Freed leaned forward, elbows braced on his knees once again. “The family line is matrilineal. If Fina ran away with me as well, the duties of our family would’ve immediately fallen to Sofia. Neither of us would be able to do that to her. So, Fina took the fall and decided the collar would be around her neck, and let me escape.
“We switched, when I ‘died’.” Freed raised his fingers to make quotes. “I had been born under her name and gender, and she under mine, so we switched to the proper ones and I ran away.

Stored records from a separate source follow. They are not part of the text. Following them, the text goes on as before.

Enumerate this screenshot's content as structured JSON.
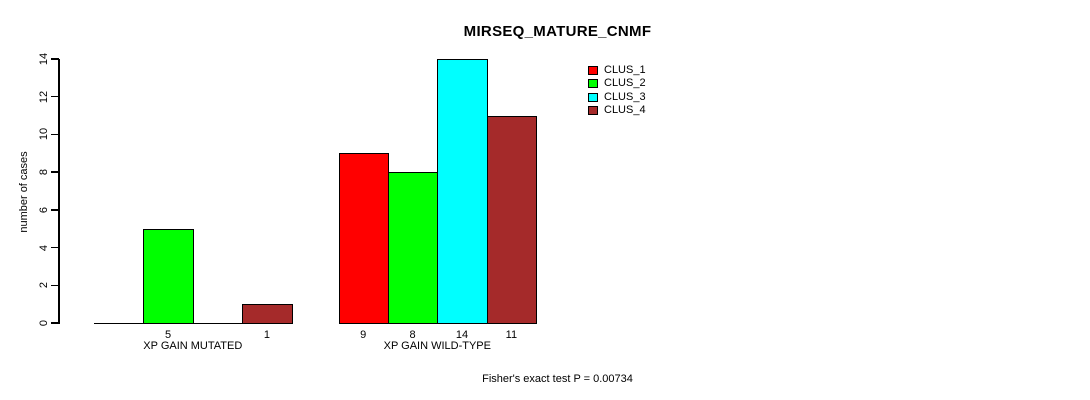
{
  "chart_data": {
    "type": "bar",
    "title": "MIRSEQ_MATURE_CNMF",
    "ylabel": "number of cases",
    "ylim": [
      0,
      14
    ],
    "yticks": [
      0,
      2,
      4,
      6,
      8,
      10,
      12,
      14
    ],
    "grid": false,
    "legend_position": "top-right",
    "categories": [
      "XP GAIN MUTATED",
      "XP GAIN WILD-TYPE"
    ],
    "series": [
      {
        "name": "CLUS_1",
        "color": "#FF0000",
        "values": [
          0,
          9
        ]
      },
      {
        "name": "CLUS_2",
        "color": "#00FF00",
        "values": [
          5,
          8
        ]
      },
      {
        "name": "CLUS_3",
        "color": "#00FFFF",
        "values": [
          0,
          14
        ]
      },
      {
        "name": "CLUS_4",
        "color": "#A52A2A",
        "values": [
          1,
          11
        ]
      }
    ],
    "bar_value_labels": [
      [
        null,
        "5",
        null,
        "1"
      ],
      [
        "9",
        "8",
        "14",
        "11"
      ]
    ],
    "annotation": "Fisher's exact test P = 0.00734"
  }
}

No one besides our younger siblings— and now, the three of you— has known ever since.”
He leveled them all with a sharp glare, a force like iron pinning the other Fairies back. “If anyone finds out, I will surely die, and I cannot imagine what they will do to Fina for holding the secret so long. You cannot tell anyone.”
“You should put a rune on us, so we can’t squeal.” Laxus immediately piped up.
Bickslow and Evergreen looked at him as though they agreed but hadn’t thought of such as fast— Ever looked a little miffed, actually. She’d always been so competitive.
“I couldn’t.” Freed said, tone final. He spread his hands. “What would I even write? ‘If you spill my secret, die immediately’?”
“Yes.” the other three members of his team said in chorus. Freed rolled his eyes, but a fond note had taken up residence in his expression even so).